Délégué permanent de l’AFA (l’association française des fournisseurs d’accès), Jean-Christophe Le Toquin pronostique “la situation n’est pas simple, mais elle va par la force des choses s’éclaircir ...

Délégué permanent de l’AFA (l’association française des fournisseurs
d’accès), Jean-Christophe Le Toquin pronostique “la situation n’est pas
simple, mais elle va par la force des choses s’éclaircir prochainement”.
En effet, les autorités américaines ont annoncé mercredi dernier qu’elles
assureraient la gestion des noms de domaines de l’Internet encore pendant
une semaine, alors qu’elles avaient prévu de s’en désengager à la fin du
mois de septembre.
Au niveau de chaque pays, les noms de domaines sont attribués et gérés par
le bureau local du NIC habilité à attribuer des noms avec les extensions
“.fr”, “.de”, etc.
L’Iana gère aux Etats-Unis les noms de domaines de type “.com” et
délègue leur commercialisation à une société de droit privé Networks
Solutions.
Le gouvernement américain a indiqué l’année dernière que l’agence qui
supervise ce dossier passerait la main. Après de nombreuses polémiques,
les Américains ont établi en juin un livre blanc fixant la date limite du
30 septembre pour la création d’un conseil d’administration de 19 membres.
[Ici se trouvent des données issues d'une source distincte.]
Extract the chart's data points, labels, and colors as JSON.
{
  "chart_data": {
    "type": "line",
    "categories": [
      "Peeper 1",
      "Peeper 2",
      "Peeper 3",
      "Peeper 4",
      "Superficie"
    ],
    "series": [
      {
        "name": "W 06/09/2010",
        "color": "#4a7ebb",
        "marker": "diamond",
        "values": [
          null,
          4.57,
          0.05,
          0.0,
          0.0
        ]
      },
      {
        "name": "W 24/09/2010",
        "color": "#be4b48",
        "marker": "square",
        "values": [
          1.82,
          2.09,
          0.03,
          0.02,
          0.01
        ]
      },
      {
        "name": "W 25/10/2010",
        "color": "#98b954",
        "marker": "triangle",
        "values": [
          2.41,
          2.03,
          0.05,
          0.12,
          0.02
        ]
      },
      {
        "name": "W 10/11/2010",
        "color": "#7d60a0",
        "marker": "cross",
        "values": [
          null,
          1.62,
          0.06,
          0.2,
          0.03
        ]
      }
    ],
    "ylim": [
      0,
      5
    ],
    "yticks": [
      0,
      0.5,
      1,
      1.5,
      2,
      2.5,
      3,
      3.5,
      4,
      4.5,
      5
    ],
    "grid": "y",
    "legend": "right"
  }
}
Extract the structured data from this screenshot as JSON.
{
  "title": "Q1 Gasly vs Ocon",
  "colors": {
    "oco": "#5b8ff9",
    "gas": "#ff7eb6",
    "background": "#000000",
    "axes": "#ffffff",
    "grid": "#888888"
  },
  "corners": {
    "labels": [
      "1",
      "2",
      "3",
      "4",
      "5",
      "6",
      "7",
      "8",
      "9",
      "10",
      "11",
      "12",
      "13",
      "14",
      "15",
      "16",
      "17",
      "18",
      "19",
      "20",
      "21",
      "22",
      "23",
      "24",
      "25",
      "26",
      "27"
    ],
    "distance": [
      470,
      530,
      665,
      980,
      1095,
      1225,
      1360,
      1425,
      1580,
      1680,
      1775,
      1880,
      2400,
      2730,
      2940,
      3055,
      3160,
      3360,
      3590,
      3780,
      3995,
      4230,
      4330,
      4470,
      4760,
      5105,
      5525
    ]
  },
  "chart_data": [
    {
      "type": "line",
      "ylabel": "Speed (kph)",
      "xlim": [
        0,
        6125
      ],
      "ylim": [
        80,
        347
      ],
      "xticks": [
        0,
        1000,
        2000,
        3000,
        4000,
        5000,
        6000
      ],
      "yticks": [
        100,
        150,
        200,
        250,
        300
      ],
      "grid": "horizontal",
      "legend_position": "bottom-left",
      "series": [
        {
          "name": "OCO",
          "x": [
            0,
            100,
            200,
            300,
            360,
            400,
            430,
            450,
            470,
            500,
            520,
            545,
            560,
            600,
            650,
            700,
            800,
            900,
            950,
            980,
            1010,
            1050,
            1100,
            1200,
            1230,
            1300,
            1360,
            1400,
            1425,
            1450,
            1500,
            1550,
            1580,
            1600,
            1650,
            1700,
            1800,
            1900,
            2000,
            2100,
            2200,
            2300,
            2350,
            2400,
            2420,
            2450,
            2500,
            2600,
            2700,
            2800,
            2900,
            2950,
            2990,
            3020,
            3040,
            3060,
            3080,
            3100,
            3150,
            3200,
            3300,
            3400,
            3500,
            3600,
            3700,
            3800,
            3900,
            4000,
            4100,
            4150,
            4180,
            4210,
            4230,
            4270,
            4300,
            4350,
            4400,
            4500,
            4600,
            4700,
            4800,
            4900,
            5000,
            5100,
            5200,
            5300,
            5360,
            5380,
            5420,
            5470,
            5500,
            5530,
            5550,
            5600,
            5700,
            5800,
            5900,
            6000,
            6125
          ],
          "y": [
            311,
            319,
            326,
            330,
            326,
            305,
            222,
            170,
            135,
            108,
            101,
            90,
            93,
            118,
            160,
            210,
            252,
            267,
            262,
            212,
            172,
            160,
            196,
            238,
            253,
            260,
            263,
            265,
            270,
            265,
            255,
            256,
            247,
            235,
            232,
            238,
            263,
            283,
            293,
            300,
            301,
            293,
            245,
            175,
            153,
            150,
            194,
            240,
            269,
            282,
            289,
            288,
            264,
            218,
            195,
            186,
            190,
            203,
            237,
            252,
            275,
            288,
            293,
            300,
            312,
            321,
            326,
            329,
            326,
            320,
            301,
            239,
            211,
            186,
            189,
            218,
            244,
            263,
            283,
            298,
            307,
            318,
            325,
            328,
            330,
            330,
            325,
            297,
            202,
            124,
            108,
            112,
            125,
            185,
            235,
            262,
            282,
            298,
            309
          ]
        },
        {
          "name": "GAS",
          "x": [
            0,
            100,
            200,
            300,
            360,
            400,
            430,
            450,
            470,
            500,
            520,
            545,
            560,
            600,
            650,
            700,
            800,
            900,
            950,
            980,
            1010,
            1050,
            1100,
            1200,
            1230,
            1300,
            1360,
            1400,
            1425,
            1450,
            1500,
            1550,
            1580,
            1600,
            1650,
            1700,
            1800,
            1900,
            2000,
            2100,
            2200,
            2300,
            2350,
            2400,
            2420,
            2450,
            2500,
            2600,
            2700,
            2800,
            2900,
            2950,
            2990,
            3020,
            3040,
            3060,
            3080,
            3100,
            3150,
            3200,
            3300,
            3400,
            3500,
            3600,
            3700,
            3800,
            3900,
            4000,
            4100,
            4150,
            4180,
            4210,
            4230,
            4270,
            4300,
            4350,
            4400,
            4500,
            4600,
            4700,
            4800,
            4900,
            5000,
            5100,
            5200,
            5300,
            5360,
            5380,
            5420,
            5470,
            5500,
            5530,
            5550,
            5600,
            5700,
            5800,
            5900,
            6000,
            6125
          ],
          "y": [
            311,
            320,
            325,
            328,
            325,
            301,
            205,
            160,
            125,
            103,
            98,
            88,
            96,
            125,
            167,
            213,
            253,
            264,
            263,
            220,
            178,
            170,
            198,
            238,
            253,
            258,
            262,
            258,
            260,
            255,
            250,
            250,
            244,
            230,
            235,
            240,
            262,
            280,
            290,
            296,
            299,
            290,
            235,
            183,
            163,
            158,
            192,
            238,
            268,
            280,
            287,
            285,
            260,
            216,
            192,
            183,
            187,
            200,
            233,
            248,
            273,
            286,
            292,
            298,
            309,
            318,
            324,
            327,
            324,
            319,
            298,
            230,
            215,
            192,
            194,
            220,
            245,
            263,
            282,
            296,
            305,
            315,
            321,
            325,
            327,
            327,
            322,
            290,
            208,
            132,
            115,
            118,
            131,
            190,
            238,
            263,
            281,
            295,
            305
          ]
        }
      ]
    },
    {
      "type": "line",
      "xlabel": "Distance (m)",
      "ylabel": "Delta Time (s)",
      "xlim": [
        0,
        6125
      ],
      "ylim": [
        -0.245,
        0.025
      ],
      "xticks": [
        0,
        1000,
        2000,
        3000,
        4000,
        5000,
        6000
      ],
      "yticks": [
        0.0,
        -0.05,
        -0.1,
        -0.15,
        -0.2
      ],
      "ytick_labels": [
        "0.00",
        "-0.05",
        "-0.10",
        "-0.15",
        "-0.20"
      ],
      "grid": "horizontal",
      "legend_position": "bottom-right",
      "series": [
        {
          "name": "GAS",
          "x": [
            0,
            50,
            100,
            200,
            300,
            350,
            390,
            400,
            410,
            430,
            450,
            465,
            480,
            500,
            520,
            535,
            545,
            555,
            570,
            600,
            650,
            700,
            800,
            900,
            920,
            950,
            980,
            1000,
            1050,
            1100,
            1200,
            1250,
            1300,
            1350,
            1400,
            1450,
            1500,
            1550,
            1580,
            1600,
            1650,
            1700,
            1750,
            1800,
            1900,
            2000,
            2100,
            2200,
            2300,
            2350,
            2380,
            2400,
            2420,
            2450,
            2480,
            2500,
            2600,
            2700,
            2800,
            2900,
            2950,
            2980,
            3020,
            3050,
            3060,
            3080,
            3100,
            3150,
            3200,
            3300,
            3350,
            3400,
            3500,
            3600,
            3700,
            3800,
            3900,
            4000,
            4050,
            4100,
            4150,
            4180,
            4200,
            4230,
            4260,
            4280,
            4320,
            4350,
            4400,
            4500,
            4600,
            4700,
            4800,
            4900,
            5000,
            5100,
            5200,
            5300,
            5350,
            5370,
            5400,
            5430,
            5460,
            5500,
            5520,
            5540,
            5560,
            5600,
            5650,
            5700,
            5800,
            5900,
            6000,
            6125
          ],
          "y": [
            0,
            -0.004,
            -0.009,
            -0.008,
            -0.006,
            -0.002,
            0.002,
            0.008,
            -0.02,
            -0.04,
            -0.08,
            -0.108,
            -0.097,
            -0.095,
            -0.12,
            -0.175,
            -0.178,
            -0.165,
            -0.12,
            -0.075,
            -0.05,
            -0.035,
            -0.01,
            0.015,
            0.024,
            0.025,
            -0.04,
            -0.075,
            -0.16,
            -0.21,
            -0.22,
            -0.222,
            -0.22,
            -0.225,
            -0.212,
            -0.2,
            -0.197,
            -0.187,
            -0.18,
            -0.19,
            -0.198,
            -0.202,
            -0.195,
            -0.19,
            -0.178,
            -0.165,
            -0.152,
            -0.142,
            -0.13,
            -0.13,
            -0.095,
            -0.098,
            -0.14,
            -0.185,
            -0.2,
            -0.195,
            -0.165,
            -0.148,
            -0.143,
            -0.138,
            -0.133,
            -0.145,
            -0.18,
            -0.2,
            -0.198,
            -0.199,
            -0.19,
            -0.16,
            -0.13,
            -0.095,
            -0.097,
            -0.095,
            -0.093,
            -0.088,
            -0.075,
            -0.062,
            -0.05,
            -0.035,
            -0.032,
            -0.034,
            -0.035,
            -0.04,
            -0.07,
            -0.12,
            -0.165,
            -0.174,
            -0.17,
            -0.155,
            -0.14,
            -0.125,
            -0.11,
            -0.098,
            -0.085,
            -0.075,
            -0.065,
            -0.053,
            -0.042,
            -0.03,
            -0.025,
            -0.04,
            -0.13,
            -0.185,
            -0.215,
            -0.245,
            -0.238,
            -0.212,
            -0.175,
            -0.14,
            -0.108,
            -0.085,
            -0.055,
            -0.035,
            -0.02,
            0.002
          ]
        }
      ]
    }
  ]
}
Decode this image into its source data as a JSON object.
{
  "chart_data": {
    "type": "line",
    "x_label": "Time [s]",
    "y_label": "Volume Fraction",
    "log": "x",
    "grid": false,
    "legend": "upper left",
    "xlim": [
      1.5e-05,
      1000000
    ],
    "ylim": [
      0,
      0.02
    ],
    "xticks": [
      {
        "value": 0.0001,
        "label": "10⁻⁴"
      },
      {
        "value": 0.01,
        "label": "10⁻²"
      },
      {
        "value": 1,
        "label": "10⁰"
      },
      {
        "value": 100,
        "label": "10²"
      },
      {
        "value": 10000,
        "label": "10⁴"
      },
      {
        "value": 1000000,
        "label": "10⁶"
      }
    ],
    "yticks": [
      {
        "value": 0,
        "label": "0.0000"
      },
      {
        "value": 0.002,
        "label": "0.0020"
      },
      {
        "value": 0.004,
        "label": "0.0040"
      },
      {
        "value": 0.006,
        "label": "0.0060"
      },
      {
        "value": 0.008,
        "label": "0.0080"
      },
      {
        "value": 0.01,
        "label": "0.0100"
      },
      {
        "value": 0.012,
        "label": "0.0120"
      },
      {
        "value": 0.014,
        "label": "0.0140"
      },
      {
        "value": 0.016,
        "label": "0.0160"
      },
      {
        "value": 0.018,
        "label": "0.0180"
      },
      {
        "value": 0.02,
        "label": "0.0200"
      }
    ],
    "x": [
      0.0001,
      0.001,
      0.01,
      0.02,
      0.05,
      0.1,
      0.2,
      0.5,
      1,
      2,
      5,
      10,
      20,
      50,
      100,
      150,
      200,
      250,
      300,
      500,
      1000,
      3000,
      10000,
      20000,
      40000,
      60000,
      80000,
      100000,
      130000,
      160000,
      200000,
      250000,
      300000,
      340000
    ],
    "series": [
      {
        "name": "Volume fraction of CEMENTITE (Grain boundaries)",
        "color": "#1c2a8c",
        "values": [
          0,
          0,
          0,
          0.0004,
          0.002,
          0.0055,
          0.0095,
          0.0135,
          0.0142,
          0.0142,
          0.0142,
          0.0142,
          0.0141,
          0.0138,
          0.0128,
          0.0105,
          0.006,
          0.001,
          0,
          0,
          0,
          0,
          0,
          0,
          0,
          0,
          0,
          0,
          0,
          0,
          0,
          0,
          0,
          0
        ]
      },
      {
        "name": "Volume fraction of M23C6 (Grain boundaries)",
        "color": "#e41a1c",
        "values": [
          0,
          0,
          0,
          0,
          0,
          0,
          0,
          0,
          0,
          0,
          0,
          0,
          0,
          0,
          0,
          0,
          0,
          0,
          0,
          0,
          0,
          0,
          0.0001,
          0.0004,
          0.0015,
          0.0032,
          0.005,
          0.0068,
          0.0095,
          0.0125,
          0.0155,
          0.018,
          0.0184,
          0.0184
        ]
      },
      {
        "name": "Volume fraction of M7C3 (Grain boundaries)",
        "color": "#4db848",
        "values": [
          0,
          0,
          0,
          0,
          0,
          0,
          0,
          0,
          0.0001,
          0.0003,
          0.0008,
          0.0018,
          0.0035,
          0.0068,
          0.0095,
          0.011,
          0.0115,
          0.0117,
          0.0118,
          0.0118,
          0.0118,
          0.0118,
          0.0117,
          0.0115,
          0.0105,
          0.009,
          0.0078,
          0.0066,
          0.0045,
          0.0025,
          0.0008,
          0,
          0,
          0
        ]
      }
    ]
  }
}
Si en principe une large concertation préside à l’établissement de cette
commission devant statuer sur l’avenir des noms de domaine, un certain
nombre d’options semble se dégager dans la pratique. Jean-Christope Le
Toquin affirme “les Américains souhaitent qu’il s’agisse d’une structure
américaine dépendant du droit de Californie ou du Delaware”.
Estimant ne pas avoir le poids politique suffisant pour peser sur les
décisions qui seront prises dans les jours à venir, les professionnels de
l’Internet en Europe semblent accepter aujourd’hui cette option.
Une première liste de noms existerait déjà pour cette commission de 19
membres, selon un fournisseur d’accès européen, comprenant 5 Américains, 3
Asiatiques, 4 Européens et vraisemblablement 2 institutions
gouvernementales américaines. Un ISP français exprime ses craintes “si
les Américains mettent la main sur cette structure de tutelle, cela peut
être lourd de conséquences pour l’ensemble de la profession. Derrière les
noms de domaine, c’est la question des choix technologiques et du respect
du droit des marques qui est en question”.